Tuesday, January 05, 2016

KoreanFilm 2: Eoneu yeodaesaengui gobaek / A College Woman's Confession, Shin Sang-ok, 1958

https://www.youtube.com/watch?v=R7Jhdqp3UUE&index=11&list=PL787B4B9F8A07125E

Frauen, die in der Fabrik am Webstuhl stehen. Frauen, die in (toller Justizgarderobe) vor Gericht andere Frauen verteidigen. Frauen, die Bücher über andere Frauen schreiben. Frauen, die sich als andere Frauen ausgeben. Frauen, die Frauen verdächtigen, sich als andere Frauen auszugeben. Frauen, die an der Universität studieren und sich deshalb für den Tod anderer Frauen (bzw: ihrer Großmutter; der Besuch am Hang, als Silhouette vor dem Weiß des Himmels - eine tolle erste Einstellung) verantwortlich fühlen. Und immer wieder: Frauen, die befahrene Straßen überqueren, den unvermittelt ins Bild hineinfahrenden Autos ausweichen, ein wenig ängstlich, aber nicht unelegant.

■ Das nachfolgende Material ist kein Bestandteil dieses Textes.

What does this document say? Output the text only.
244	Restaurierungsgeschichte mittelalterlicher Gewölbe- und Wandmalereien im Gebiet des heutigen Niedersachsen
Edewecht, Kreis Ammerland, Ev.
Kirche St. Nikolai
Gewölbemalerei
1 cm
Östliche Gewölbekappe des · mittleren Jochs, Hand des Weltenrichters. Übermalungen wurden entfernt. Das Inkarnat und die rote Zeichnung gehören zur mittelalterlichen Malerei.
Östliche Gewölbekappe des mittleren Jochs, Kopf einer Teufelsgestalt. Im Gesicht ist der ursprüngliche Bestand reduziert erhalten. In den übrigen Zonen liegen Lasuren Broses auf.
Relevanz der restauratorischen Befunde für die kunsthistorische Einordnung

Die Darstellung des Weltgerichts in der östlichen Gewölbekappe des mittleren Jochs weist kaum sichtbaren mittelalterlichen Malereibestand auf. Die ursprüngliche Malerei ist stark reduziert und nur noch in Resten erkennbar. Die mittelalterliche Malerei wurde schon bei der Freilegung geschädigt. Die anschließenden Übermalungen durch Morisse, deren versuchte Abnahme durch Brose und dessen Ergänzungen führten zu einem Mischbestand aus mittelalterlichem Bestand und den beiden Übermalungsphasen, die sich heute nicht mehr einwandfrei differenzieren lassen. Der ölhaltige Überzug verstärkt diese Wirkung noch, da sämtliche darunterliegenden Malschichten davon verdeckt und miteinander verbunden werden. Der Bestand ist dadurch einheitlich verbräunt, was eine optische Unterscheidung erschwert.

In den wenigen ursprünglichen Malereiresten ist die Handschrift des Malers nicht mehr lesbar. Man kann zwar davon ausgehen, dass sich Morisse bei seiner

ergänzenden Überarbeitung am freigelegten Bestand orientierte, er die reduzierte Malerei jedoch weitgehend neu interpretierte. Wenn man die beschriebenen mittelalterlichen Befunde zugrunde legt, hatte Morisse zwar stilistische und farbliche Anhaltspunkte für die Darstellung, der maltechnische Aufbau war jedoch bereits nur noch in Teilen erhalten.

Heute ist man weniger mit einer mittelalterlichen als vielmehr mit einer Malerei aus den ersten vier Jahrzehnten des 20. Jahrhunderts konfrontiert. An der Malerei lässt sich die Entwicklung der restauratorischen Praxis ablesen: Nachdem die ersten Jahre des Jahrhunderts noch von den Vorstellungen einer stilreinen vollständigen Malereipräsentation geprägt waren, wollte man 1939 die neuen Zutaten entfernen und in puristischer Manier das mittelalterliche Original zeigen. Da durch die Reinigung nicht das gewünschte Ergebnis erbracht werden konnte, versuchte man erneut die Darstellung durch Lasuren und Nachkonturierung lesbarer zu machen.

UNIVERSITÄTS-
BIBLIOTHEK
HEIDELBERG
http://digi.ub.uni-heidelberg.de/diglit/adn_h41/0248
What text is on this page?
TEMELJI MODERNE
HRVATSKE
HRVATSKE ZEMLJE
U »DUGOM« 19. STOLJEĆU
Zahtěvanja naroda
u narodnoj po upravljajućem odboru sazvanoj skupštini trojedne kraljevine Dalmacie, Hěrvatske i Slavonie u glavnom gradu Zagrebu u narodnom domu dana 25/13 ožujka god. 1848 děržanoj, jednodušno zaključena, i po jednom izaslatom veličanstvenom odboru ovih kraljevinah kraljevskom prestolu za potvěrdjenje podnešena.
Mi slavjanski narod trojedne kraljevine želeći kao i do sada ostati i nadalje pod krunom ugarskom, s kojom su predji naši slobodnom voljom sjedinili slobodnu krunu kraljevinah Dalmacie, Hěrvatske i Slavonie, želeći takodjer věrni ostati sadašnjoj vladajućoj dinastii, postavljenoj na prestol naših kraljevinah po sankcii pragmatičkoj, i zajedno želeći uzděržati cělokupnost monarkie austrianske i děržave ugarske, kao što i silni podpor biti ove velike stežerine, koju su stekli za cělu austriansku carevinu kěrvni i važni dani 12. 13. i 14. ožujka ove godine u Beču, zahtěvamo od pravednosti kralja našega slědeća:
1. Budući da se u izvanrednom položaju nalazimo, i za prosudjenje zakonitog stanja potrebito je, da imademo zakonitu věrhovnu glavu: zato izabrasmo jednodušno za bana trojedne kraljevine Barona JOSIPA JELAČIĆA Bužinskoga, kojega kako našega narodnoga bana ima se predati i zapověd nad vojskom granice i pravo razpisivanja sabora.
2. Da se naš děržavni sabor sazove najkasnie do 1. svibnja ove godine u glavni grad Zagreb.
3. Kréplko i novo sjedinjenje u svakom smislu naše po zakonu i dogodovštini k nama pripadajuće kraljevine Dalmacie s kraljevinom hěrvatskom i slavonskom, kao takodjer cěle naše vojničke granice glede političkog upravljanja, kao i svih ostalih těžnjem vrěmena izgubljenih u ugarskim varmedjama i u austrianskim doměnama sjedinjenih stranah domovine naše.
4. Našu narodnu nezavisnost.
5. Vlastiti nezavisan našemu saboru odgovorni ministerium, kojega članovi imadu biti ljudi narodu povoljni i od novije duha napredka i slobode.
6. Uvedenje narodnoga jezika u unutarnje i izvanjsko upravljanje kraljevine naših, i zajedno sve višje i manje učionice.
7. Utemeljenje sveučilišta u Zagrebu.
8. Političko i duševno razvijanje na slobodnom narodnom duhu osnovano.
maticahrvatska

Die Männer rauchen derweil Zigaretten, tragen verspiegelte Brillen, humpeln mit Gehstöcken durch die Gegend, lehnen sich korpulent im Chefsessel zurück, schwingen große Reden über die anstehende Modernisierung des Landes, oder darüber, dass, wie ein junger Streber meint, der im Film am Ende nicht nur die weibliche Hauptfigur bekommt, sondern dem wohl auch die Zukunft des Landes gehört (oh Schreck!): "Erst einmal müssen wir die Fehler unserer Gesellschaft beseitigen!" Kurz: Die Männer bekommen nicht allzu viel auf die Reihe.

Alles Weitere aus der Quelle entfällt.